This often requires the presence of symmetry. For example, if two numbers are called x, y, and it is known that x < y, then any relationship proved based on this assumption will hold for the complementary relation, y < x, because the roles of x and y are interchanged, but the proof is symmetric in the two variables. In other words, if we know that P(x, y) is true if and only if P(y, x) is true, then without loss of generality it is enough to show P(x, y) is true (since P(y, x) then immediately follows, by symmetry). (In this context, we call P symmetric.)

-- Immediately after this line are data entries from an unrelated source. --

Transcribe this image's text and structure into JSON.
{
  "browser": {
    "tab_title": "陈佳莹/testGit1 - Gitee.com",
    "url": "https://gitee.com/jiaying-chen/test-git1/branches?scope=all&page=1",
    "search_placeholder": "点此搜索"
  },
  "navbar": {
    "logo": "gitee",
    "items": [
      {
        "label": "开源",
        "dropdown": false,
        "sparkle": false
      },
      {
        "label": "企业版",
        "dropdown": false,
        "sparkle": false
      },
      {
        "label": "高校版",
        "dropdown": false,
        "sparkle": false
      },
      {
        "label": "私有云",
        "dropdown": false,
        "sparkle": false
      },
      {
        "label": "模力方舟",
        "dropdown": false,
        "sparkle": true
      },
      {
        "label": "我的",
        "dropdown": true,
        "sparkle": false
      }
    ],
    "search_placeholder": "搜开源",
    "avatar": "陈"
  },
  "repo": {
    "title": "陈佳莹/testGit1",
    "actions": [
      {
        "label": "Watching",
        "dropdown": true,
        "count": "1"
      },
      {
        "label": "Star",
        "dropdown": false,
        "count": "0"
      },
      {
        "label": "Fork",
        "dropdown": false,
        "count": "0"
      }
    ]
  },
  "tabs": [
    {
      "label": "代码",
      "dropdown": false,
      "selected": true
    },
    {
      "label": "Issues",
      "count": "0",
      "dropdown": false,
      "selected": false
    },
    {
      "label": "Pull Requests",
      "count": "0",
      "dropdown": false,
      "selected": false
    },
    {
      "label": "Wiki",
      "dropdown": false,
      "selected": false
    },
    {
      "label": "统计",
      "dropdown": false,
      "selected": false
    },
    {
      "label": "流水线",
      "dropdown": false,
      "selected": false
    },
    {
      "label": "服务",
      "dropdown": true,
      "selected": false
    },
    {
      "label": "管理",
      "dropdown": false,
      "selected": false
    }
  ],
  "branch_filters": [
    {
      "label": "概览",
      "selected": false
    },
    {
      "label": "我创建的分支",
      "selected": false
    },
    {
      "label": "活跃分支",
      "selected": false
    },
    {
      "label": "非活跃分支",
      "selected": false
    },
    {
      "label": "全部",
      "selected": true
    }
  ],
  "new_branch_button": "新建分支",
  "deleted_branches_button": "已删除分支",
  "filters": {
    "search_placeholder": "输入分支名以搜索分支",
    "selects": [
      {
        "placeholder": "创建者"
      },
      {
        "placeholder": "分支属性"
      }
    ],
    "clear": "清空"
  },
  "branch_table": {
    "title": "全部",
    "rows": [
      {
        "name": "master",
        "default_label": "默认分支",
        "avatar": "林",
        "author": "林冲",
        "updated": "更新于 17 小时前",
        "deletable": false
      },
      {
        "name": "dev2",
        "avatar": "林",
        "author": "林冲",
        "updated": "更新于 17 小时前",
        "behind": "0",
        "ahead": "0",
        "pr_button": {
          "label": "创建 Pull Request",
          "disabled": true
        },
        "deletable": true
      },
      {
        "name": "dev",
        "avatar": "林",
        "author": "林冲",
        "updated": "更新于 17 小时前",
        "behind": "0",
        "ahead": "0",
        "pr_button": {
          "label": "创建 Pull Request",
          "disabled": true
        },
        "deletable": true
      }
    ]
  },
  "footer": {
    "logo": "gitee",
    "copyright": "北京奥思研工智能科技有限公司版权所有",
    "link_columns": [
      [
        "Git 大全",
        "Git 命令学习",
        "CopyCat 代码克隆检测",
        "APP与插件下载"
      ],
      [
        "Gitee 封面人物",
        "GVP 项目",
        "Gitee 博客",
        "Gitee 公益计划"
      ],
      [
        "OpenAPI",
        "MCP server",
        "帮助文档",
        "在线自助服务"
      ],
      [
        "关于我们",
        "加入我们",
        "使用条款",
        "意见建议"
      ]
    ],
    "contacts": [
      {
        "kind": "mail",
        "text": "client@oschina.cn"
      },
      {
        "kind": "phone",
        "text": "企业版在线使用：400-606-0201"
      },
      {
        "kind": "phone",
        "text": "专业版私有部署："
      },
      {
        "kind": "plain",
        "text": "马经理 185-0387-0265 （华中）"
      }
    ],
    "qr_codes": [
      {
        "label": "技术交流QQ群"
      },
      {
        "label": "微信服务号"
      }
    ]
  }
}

Next to WLOG there must be present an assumption. To check that there is no loss of generality, write out the entire proof (without making the simplifying assumption) and then see if the proof which you wrote out follows out of a proof of just a part of the premise.

[edit] Example

Consider the following theorem (the simplest case of Ramsey's theorem and also an example of Dirichlet's pigeonhole principle):

Three objects are each painted either red or blue; there must be two objects of the same color.

The proof:

Assume without loss of generality that the first object is red. If either of the other two objects is red, we are finished; if not, the other two objects must both be blue and we are still finished.

We begin the full proof by listing all the permutations, separating those with R first from those with B first:

RRR
RRB
RBR
RBB
BRR (inverse of #4)
BRB (inverse of #3)
BBR (inverse of #2)
BBB (inverse of #1)

of which there are eight, as we expect (2 × 2 × 2). We now see that the separated lists are equivalent under our assumptions (the first half can be converted to the second half by converting all Rs to Bs and vice versa), so we can apply our analysis to the simpler half-list of permutations beginning with R.

We scan the shorter list (permutations 1-4) and see that there are two objects of the same color in every case. In permutations 1-3, at least one object beyond the first is red, and in permutation 4 both of the non-first objects are blue.

We reduced the premise as we did by noticing, first, that the order of the objects doesn't matter; second, that we are interested not in the kind of color but in its count. Both assumptions are consistent with our conclusion, which required that two objects be of the same color -- a loose requirement.